Warranties and Disclaimers

■ The joint marketing agreement should include basic warranties ensuring that the parties have the ability to enter into the agreement and will comply with applicable law. Other warranties may be appropriate in particular engagements (e.g., noninfringement warranties, antivirus warranties).

■ Apart from the foregoing basic warranties, joint marketing agreements commonly include strong warranty disclaimers and limitations of liability.

■ Unless the agreement includes specific revenue commitments, a disclaimer should be added making it clear that neither party is guaranteeing the other party will derive any specific revenue from the relationship. While revenue commitments may be acceptable in some relationships, if they are not applicable, it is important to make that clear in your joint marketing agreement.

■ No agency. Since the parties will be working closely together and participating in joint efforts, there is the possibility the relationship may be construed as a partnership or engagement in which each party is acting as the other party’s agent. If this is not the case (and it is usually not), the joint marketing agreement should state clearly that such an agency relationship is not intended.

■ Limitations of liability. Apart from standard carve outs to any limitation of liability (e.g., damages arising as a result of a party’s breach of its confidentiality obligations, damages arising out of a party’s misappropriation of the other party’s intellectual property, damages arising out of or payments to be made pursuant to a party’s obligation to indemnify the other party), the agreement should disclaim essentially all other liability for both direct and consequential damages. If referral fees will be paid, it is common to limit liability to a multiple of fees paid over a specified period of time (e.g., the amount of fees paid in the three months prior to the incident that gave rise to the claim).

■ Indemnification. A mutual indemnity is normally included to protect against violations of law or misuse of the other party’s intellectual property. As noted above, it is common that damages arising out of and payments to be made pursuant to a party’s obligation to indemnify the other party are carved out of (i.e., excluded from) any disclaimer of consequential damages, cap on direct damages, or any other limitation of liability.

Term and Termination

■ The agreement may contain a term, which may be a particular period of time (e.g., one year). Following the initial term, the agreement would typically automatically renew for additional one-year terms unless either party gives notice of its intent not to renew.

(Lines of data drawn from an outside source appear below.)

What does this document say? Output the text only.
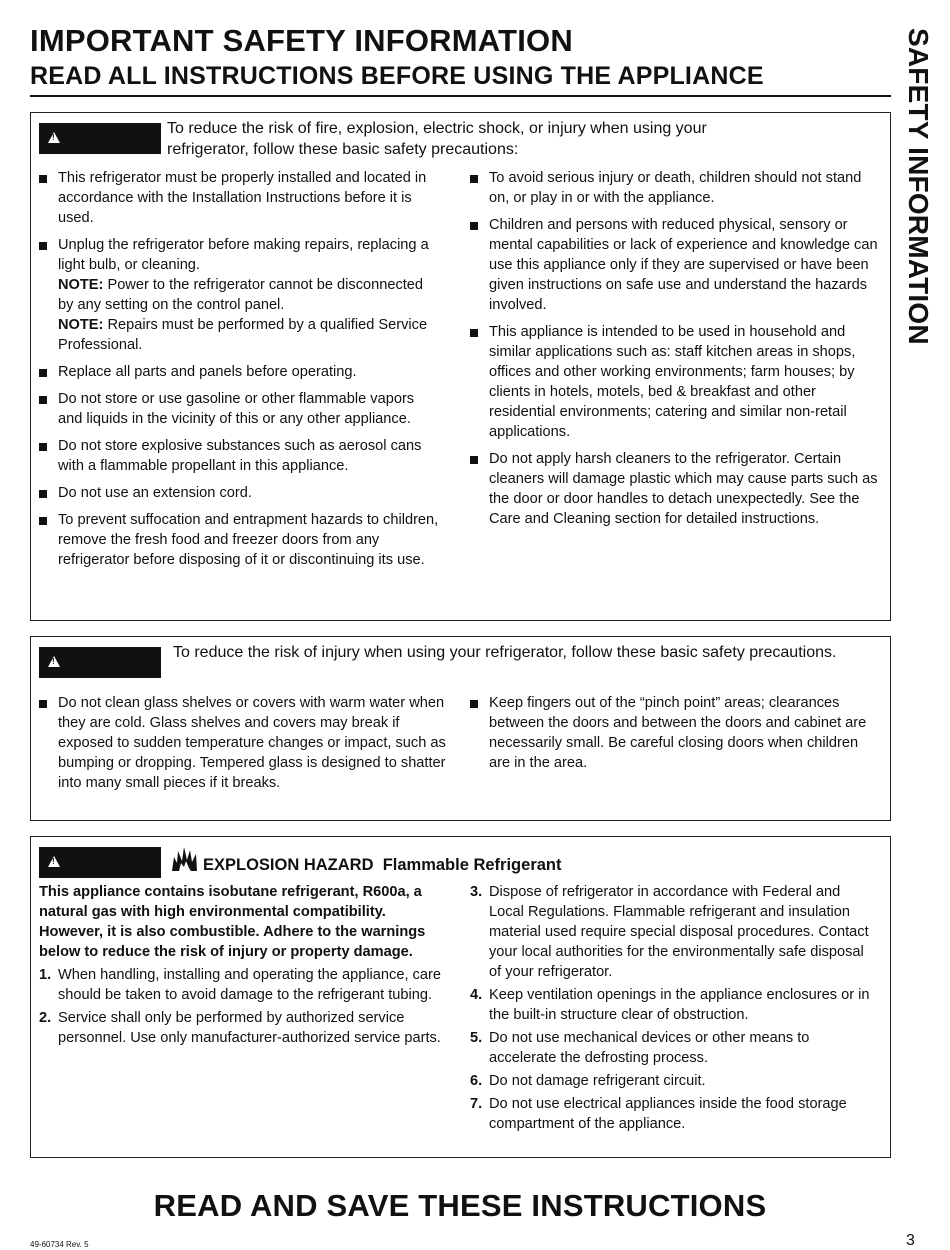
IMPORTANT SAFETY INFORMATION
READ ALL INSTRUCTIONS BEFORE USING THE APPLIANCE	SAFETY INFORMATION
!
To reduce the risk of fire, explosion, electric shock, or injury when using your refrigerator, follow these basic safety precautions:
This refrigerator must be properly installed and located in accordance with the Installation Instructions before it is used.
Unplug the refrigerator before making repairs, replacing a light bulb, or cleaning.
NOTE: Power to the refrigerator cannot be disconnected by any setting on the control panel.
NOTE: Repairs must be performed by a qualified Service Professional.
Replace all parts and panels before operating.
Do not store or use gasoline or other flammable vapors and liquids in the vicinity of this or any other appliance.
Do not store explosive substances such as aerosol cans with a flammable propellant in this appliance.
Do not use an extension cord.
To prevent suffocation and entrapment hazards to children, remove the fresh food and freezer doors from any refrigerator before disposing of it or discontinuing its use.
To avoid serious injury or death, children should not stand on, or play in or with the appliance.
Children and persons with reduced physical, sensory or mental capabilities or lack of experience and knowledge can use this appliance only if they are supervised or have been given instructions on safe use and understand the hazards involved.
This appliance is intended to be used in household and similar applications such as: staff kitchen areas in shops, offices and other working environments; farm houses; by clients in hotels, motels, bed & breakfast and other residential environments; catering and similar non-retail applications.
Do not apply harsh cleaners to the refrigerator. Certain cleaners will damage plastic which may cause parts such as the door or door handles to detach unexpectedly. See the Care and Cleaning section for detailed instructions.
!
To reduce the risk of injury when using your refrigerator, follow these basic safety precautions.
Do not clean glass shelves or covers with warm water when they are cold. Glass shelves and covers may break if exposed to sudden temperature changes or impact, such as bumping or dropping. Tempered glass is designed to shatter into many small pieces if it breaks.
Keep fingers out of the “pinch point” areas; clearances between the doors and between the doors and cabinet are necessarily small. Be careful closing doors when children are in the area.
!
EXPLOSION HAZARD Flammable Refrigerant
This appliance contains isobutane refrigerant, R600a, a natural gas with high environmental compatibility. However, it is also combustible. Adhere to the warnings below to reduce the risk of injury or property damage.
1. When handling, installing and operating the appliance, care should be taken to avoid damage to the refrigerant tubing.
2. Service shall only be performed by authorized service personnel. Use only manufacturer-authorized service parts.
3. Dispose of refrigerator in accordance with Federal and Local Regulations. Flammable refrigerant and insulation material used require special disposal procedures. Contact your local authorities for the environmentally safe disposal of your refrigerator.
4. Keep ventilation openings in the appliance enclosures or in the built-in structure clear of obstruction.
5. Do not use mechanical devices or other means to accelerate the defrosting process.
6. Do not damage refrigerant circuit.
7. Do not use electrical appliances inside the food storage compartment of the appliance.
READ AND SAVE THESE INSTRUCTIONS
49-60734 Rev. 5	3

■ Unless business reasons dictate otherwise, the parties typically retain the right to terminate a joint marketing agreement for its convenience (i.e., at any time and for any reason or no reason at all) on written notice to the other party.

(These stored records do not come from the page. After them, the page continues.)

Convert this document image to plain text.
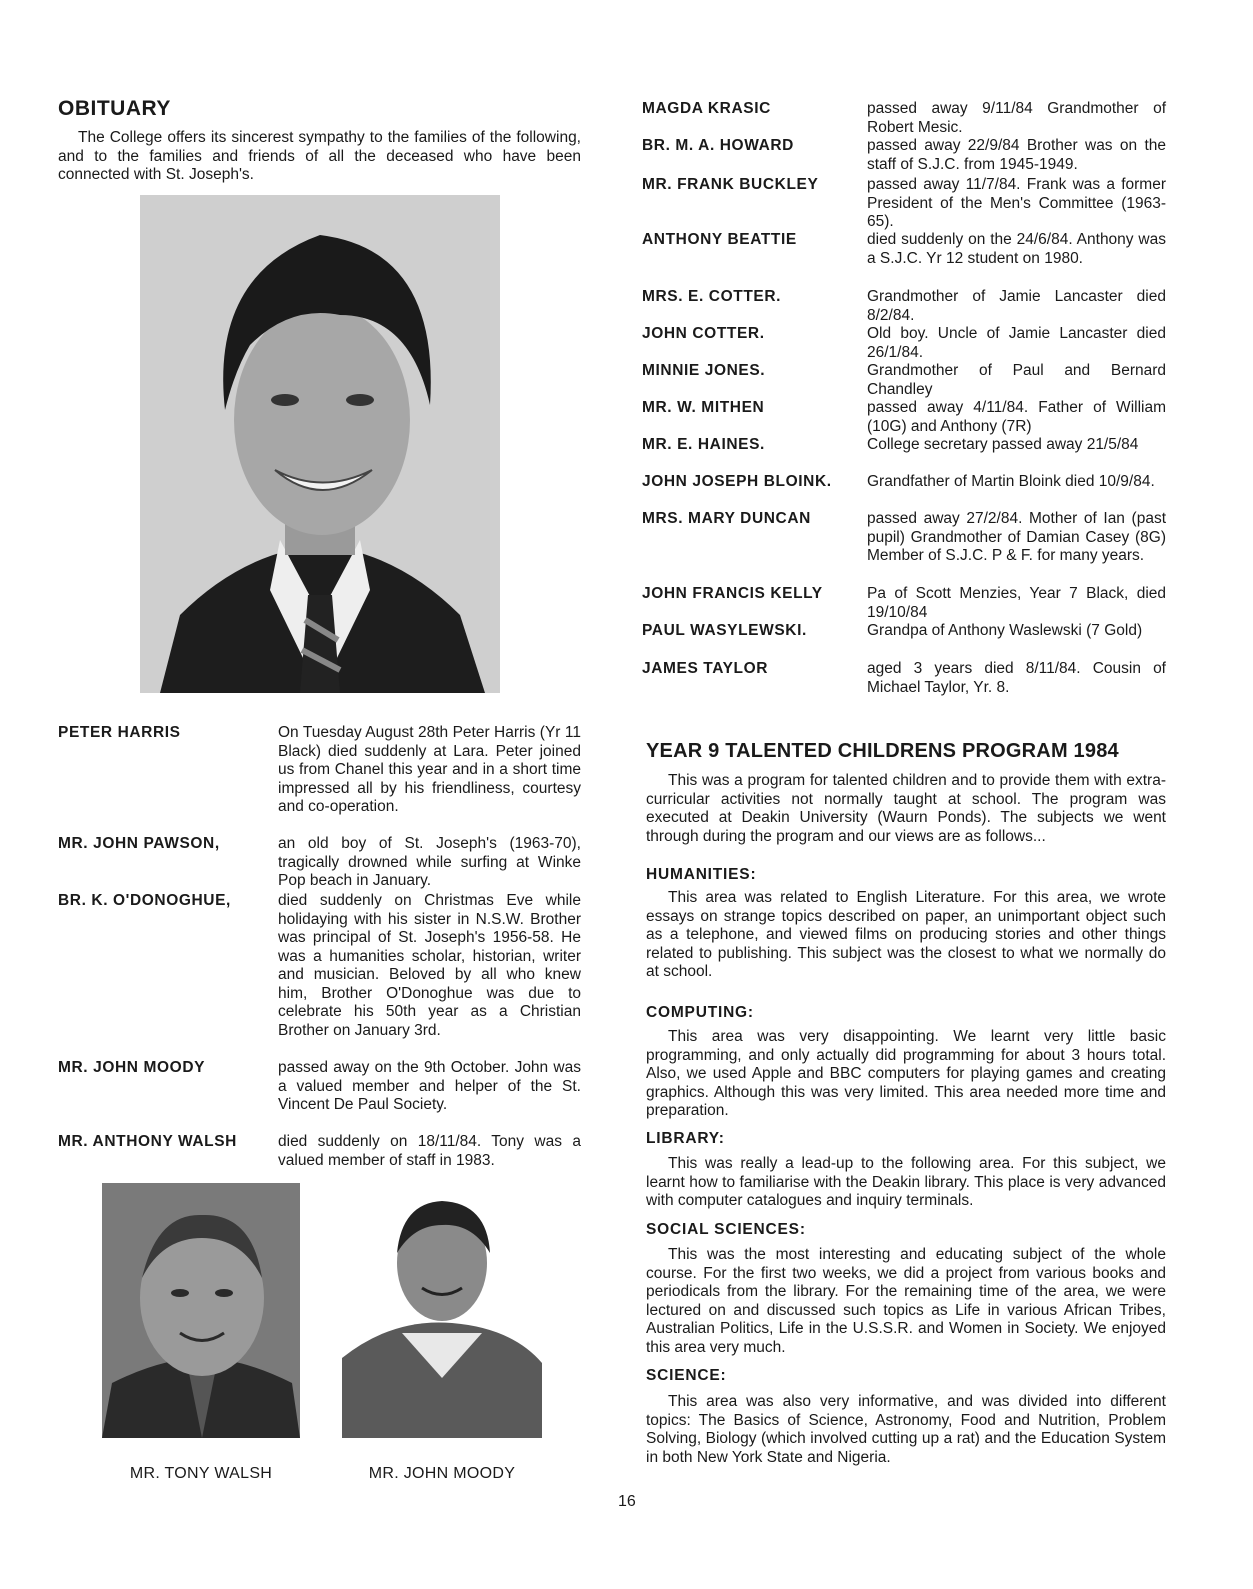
OBITUARY
The College offers its sincerest sympathy to the families of the following, and to the families and friends of all the deceased who have been connected with St. Joseph's.
PETER HARRIS	On Tuesday August 28th Peter Harris (Yr 11 Black) died suddenly at Lara. Peter joined us from Chanel this year and in a short time impressed all by his friendliness, courtesy and co-operation.
MR. JOHN PAWSON,	an old boy of St. Joseph's (1963-70), tragically drowned while surfing at Winke Pop beach in January.
BR. K. O'DONOGHUE,	died suddenly on Christmas Eve while holidaying with his sister in N.S.W. Brother was principal of St. Joseph's 1956-58. He was a humanities scholar, historian, writer and musician. Beloved by all who knew him, Brother O'Donoghue was due to celebrate his 50th year as a Christian Brother on January 3rd.
MR. JOHN MOODY	passed away on the 9th October. John was a valued member and helper of the St. Vincent De Paul Society.
MR. ANTHONY WALSH	died suddenly on 18/11/84. Tony was a valued member of staff in 1983.
MR. TONY WALSH	MR. JOHN MOODY
MAGDA KRASIC	passed away 9/11/84 Grandmother of Robert Mesic.
BR. M. A. HOWARD	passed away 22/9/84 Brother was on the staff of S.J.C. from 1945-1949.
MR. FRANK BUCKLEY	passed away 11/7/84. Frank was a former President of the Men's Committee (1963-65).
ANTHONY BEATTIE	died suddenly on the 24/6/84. Anthony was a S.J.C. Yr 12 student on 1980.
MRS. E. COTTER.	Grandmother of Jamie Lancaster died 8/2/84.
JOHN COTTER.	Old boy. Uncle of Jamie Lancaster died 26/1/84.
MINNIE JONES.	Grandmother of Paul and Bernard Chandley
MR. W. MITHEN	passed away 4/11/84. Father of William (10G) and Anthony (7R)
MR. E. HAINES.	College secretary passed away 21/5/84
JOHN JOSEPH BLOINK.	Grandfather of Martin Bloink died 10/9/84.
MRS. MARY DUNCAN	passed away 27/2/84. Mother of Ian (past pupil) Grandmother of Damian Casey (8G) Member of S.J.C. P & F. for many years.
JOHN FRANCIS KELLY	Pa of Scott Menzies, Year 7 Black, died 19/10/84
PAUL WASYLEWSKI.	Grandpa of Anthony Waslewski (7 Gold)
JAMES TAYLOR	aged 3 years died 8/11/84. Cousin of Michael Taylor, Yr. 8.
YEAR 9 TALENTED CHILDRENS PROGRAM 1984
This was a program for talented children and to provide them with extra-curricular activities not normally taught at school. The program was executed at Deakin University (Waurn Ponds). The subjects we went through during the program and our views are as follows...
HUMANITIES:
This area was related to English Literature. For this area, we wrote essays on strange topics described on paper, an unimportant object such as a telephone, and viewed films on producing stories and other things related to publishing. This subject was the closest to what we normally do at school.
COMPUTING:
This area was very disappointing. We learnt very little basic programming, and only actually did programming for about 3 hours total. Also, we used Apple and BBC computers for playing games and creating graphics. Although this was very limited. This area needed more time and preparation.
LIBRARY:
This was really a lead-up to the following area. For this subject, we learnt how to familiarise with the Deakin library. This place is very advanced with computer catalogues and inquiry terminals.
SOCIAL SCIENCES:
This was the most interesting and educating subject of the whole course. For the first two weeks, we did a project from various books and periodicals from the library. For the remaining time of the area, we were lectured on and discussed such topics as Life in various African Tribes, Australian Politics, Life in the U.S.S.R. and Women in Society. We enjoyed this area very much.
SCIENCE:
This area was also very informative, and was divided into different topics: The Basics of Science, Astronomy, Food and Nutrition, Problem Solving, Biology (which involved cutting up a rat) and the Education System in both New York State and Nigeria.
16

■ In most cases, either party should have the right to terminate a joint marketing agreement if the other party breaches the agreement.

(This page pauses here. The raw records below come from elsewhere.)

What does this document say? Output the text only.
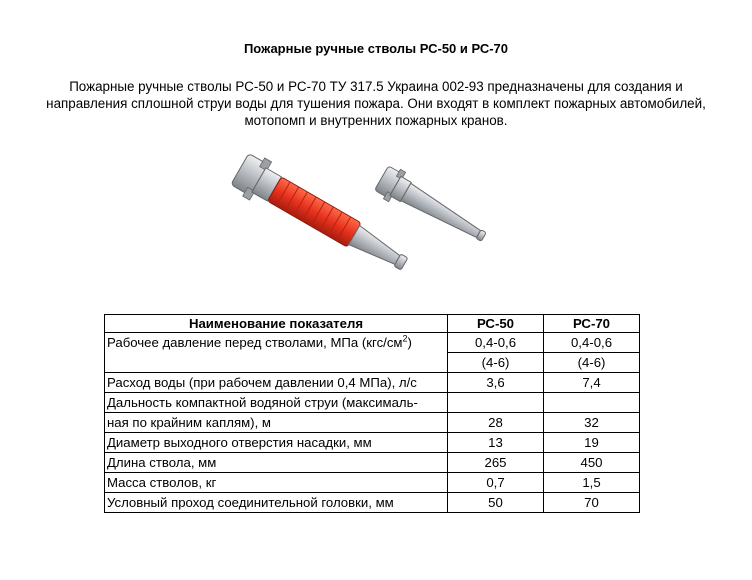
Пожарные ручные стволы РС-50 и РС-70
Пожарные ручные стволы РС-50 и РС-70 ТУ 317.5 Украина 002-93 предназначены для создания и
направления сплошной струи воды для тушения пожара. Они входят в комплект пожарных автомобилей,
мотопомп и внутренних пожарных кранов.
Наименование показателя	РС-50	РС-70
Рабочее давление перед стволами, МПа $(кгс/см^2)$	0,4-0,6	0,4-0,6
	(4-6)	(4-6)
Расход воды (при рабочем давлении 0,4 МПа), л/с	3,6	7,4
Дальность компактной водяной струи (максималь-		
ная по крайним каплям), м	28	32
Диаметр выходного отверстия насадки, мм	13	19
Длина ствола, мм	265	450
Масса стволов, кг	0,7	1,5
Условный проход соединительной головки, мм	50	70
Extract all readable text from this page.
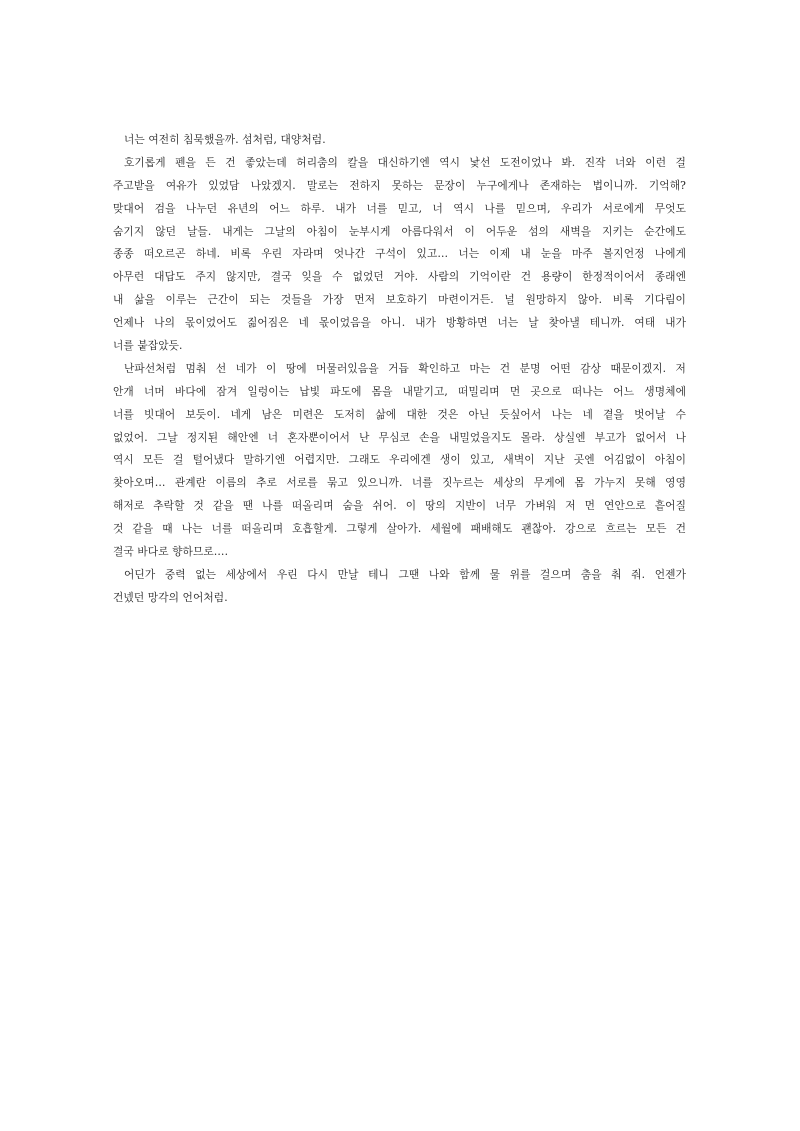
너는 여전히 침묵했을까. 섬처럼, 대양처럼.
호기롭게 펜을 든 건 좋았는데 허리춤의 칼을 대신하기엔 역시 낯선 도전이었나 봐. 진작 너와 이런 걸
주고받을 여유가 있었담 나았겠지. 말로는 전하지 못하는 문장이 누구에게나 존재하는 법이니까. 기억해?
맞대어 검을 나누던 유년의 어느 하루. 내가 너를 믿고, 너 역시 나를 믿으며, 우리가 서로에게 무엇도
숨기지 않던 날들. 내게는 그날의 아침이 눈부시게 아름다워서 이 어두운 섬의 새벽을 지키는 순간에도
종종 떠오르곤 하네. 비록 우린 자라며 엇나간 구석이 있고… 너는 이제 내 눈을 마주 볼지언정 나에게
아무런 대답도 주지 않지만, 결국 잊을 수 없었던 거야. 사람의 기억이란 건 용량이 한정적이어서 종래엔
내 삶을 이루는 근간이 되는 것들을 가장 먼저 보호하기 마련이거든. 널 원망하지 않아. 비록 기다림이
언제나 나의 몫이었어도 짊어짐은 네 몫이었음을 아니. 내가 방황하면 너는 날 찾아낼 테니까. 여태 내가
너를 붙잡았듯.
난파선처럼 멈춰 선 네가 이 땅에 머물러있음을 거듭 확인하고 마는 건 분명 어떤 감상 때문이겠지. 저
안개 너머 바다에 잠겨 일렁이는 납빛 파도에 몸을 내맡기고, 떠밀리며 먼 곳으로 떠나는 어느 생명체에
너를 빗대어 보듯이. 네게 남은 미련은 도저히 삶에 대한 것은 아닌 듯싶어서 나는 네 곁을 벗어날 수
없었어. 그날 정지된 해안엔 너 혼자뿐이어서 난 무심코 손을 내밀었을지도 몰라. 상실엔 부고가 없어서 나
역시 모든 걸 털어냈다 말하기엔 어렵지만. 그래도 우리에겐 생이 있고, 새벽이 지난 곳엔 어김없이 아침이
찾아오며… 관계란 이름의 추로 서로를 묶고 있으니까. 너를 짓누르는 세상의 무게에 몸 가누지 못해 영영
해저로 추락할 것 같을 땐 나를 떠올리며 숨을 쉬어. 이 땅의 지반이 너무 가벼워 저 먼 연안으로 흩어질
것 같을 때 나는 너를 떠올리며 호흡할게. 그렇게 살아가. 세월에 패배해도 괜찮아. 강으로 흐르는 모든 건
결국 바다로 향하므로….
어딘가 중력 없는 세상에서 우린 다시 만날 테니 그땐 나와 함께 물 위를 걸으며 춤을 춰 줘. 언젠가
건넸던 망각의 언어처럼.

Joint marketing agreements are used in cases where two or more parties come together to jointly market and promote a product of one of the parties or a product or service that the parties have jointly developed. In order for joint marketing relationships to be successful, it is essential that each party shares information about its products with the other party. As a result, the parties’ primary concern will be to protect their intellectual property rights. Where referral arrangements are agreed to in joint marketing relationships, the parties will want to be specific about the scope of the referral requirements and the revenue share that is required. Care should be taken to ensure that if a joint marketing agreement includes development-like or resale-like requirements, then the appropriate relationship be structured.